UT-2 and UT-2 receptors are also excreted in high amounts in the heart and large arteries. There is a variety of evidence that they may have many roles on the physiology and pathophysiology of the cardiovascular system [24-26]. The effects of UT-2 on the cardiovascular system varies depending on the type of species, the type of vascular bed, the concentration of the receptor, and the dose [27]. It is suggested that UT-2 has an endothelium-dependent vasodilator and endothelium-independent vasoconstrictor effect, and that net effect may depend on the balance between the two [28]. However, it has been understood that there are other physiological roles that go far beyond the regulation of vascular tone. Blood levels have been shown to increase in essential hypertension, coronary artery disease, congestive heart failure, ischemic cardiomyopathy, diabetes mellitus renal failure, portal hypertension due to liver cirrhosis, and eclampsia [21, 29, 30]. In studies carried out on rats, UT-2 receptors have been shown to be found in brain regions including the olfactory bulb, hippocampus, thalamus, hypothalamus, epiphyseal gland, tegmentum, pituitary gland, pons, medulla oblongata and spinal cord [31].

In another study, urantide, an urotensin receptor antagonist, has been shown to alleviate rectal bleeding [32]. It is also believed that the urotensinergic system is upregulated due to the subarachnoid haemorrhage and that the increased level of UT-2 leads to increased subarachnoid haemorrhage as a result of increasing vasospasm [33]. In the present study, high levels of UT-2 were found in the oligomenorrhea, hypomenorrhea, polymenorrhea, and menorrhagia when compared with the healthy group. However, it is not clear whether increased serum level of UT-2 is directly related to menstrual irregularity. It may be related to both strong vasoconstriction and other pathophysiologic effects of UT-2.

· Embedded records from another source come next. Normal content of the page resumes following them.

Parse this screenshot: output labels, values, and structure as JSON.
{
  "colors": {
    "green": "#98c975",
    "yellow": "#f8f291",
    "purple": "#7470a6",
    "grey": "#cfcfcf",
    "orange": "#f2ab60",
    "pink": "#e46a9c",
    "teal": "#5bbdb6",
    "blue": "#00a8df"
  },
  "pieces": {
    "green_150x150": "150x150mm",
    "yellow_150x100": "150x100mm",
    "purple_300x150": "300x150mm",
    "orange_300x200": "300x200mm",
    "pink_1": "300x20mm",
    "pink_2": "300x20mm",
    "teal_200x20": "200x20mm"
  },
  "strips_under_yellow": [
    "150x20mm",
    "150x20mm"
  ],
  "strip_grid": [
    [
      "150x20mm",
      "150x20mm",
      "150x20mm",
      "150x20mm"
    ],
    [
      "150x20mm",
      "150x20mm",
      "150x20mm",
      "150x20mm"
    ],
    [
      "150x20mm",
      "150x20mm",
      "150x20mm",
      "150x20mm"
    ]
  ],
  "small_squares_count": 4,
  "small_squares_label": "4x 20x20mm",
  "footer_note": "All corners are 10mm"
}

There are many different studies about urotensinergic systems and PRL levels; however findings are not consistent with related studies. In vitro studies have shown that high levels of UT-2 inhibit PRL release [34]. However, in another study on rats, human UT-2 was delivered into the central ventricle at a concentration higher than physiological level and in certain regions of the brain dopamine metabolite (DOPAC_HVA) / dopamine ratio was measured, and it was found to be lower in the hippocampus, which plays a major role in PRL release. According to this finding, with the lower catabolism of dopamine in the hippocampus and the high PRL inhibiting effect, it is expected that the level of PRL in the periphery is decreased. However, following UT-2 being given to the brain, it has been found that PRL and TSH levels are increased according to the dose. PRL, the release of which is controlled through many mechanisms, being high, is thought provoking. In the study in question, the increased TSH levels are thought to have indirectly increased PRL. Studies carried of UT-2 and PRL in fish and rats showing different findings suggest that the impact of UT-2 cannot be predicted according to species. For this reason, studies carried out on humans provide more clear information [35].

It is interesting to note that the levels of urotensin in this study were higher in women with menstrual irregularities than in healthy individuals, and that serum PRL levels in women with menstrual irregularities were lower than those in the control group, while still being within normal range. However, it would be wrong to arrive at a definite opinion about the physiopathological importance of this condition. Therefore, more detailed preclinical and clinical studies are needed.

This work was supported by Kafkas University Scientific Research Project (grant number 2016TS29).